“The Last of Us” pode se tornar realidade? Estudo explica
As mudanças climáticas afetam a propagação de fungos patogênicos, ameaçando a saúde humana global.
Com o aquecimento global, uma nova pesquisa sugere que fungos causadores de infecções, responsáveis por milhões de mortes anualmente, estão se espalhando para novas regiões. Esses organismos, que variam de bolores a cogumelos, desempenham papéis cruciais nos ecossistemas, mas também representam uma ameaça significativa à saúde humana. Estima-se que infecções fúngicas resultem em cerca de 2,5 milhões de mortes por ano, embora a falta de dados precisos possa indicar números ainda maiores.
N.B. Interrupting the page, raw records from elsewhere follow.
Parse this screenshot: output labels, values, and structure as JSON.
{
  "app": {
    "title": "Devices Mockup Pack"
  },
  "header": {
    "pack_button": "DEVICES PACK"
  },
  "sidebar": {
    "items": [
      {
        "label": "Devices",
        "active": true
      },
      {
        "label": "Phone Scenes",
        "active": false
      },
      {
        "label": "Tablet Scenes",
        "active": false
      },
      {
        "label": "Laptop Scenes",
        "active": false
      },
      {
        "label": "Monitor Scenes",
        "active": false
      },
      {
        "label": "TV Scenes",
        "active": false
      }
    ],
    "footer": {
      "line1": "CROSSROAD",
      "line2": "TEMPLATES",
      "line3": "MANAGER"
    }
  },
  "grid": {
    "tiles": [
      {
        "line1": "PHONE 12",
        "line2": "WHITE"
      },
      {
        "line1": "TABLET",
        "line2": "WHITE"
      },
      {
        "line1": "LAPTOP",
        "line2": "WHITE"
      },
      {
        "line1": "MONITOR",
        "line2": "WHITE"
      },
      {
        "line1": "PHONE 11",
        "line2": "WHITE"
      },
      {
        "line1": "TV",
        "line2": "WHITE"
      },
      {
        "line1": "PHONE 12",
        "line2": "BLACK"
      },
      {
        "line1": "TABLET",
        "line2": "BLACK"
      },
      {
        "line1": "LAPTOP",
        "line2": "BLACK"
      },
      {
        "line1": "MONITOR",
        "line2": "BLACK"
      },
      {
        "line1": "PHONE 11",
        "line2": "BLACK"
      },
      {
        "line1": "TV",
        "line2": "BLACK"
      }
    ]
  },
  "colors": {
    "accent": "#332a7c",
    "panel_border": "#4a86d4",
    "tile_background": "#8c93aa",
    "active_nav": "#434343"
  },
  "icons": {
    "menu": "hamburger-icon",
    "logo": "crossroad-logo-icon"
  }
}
Os fungos estão presentes em quase todos os ambientes, desde o solo até a água. Apesar de sua onipresença, o conhecimento sobre como esses organismos se adaptam a um clima em aquecimento ainda é limitado. Uma equipe de cientistas da Universidade de Manchester utilizou simulações computacionais para prever a propagação futura do Aspergillus, um grupo de fungos que pode causar aspergilose, uma doença pulmonar potencialmente fatal.
Como as mudanças climáticas afetam a distribuição dos fungos?
O estudo da Universidade de Manchester revelou que certas espécies de Aspergillus estão se expandindo para novas áreas devido à crise climática. Regiões como América do Norte, Europa, China e Rússia podem ver um aumento na presença desses fungos. Norman van Rijn, um dos autores do estudo, destacou que, embora os fungos sejam menos estudados que vírus e parasitas, eles podem impactar significativamente a saúde global no futuro.
O Aspergillus, que cresce em solos e libera esporos microscópicos no ar, é inalado diariamente por humanos. Enquanto a maioria das pessoas não sofre efeitos adversos, indivíduos com condições pulmonares ou sistemas imunológicos comprometidos estão em risco. A aspergilose, uma infecção causada por esses fungos, possui altas taxas de mortalidade e é difícil de diagnosticar devido à semelhança de seus sintomas com outras doenças.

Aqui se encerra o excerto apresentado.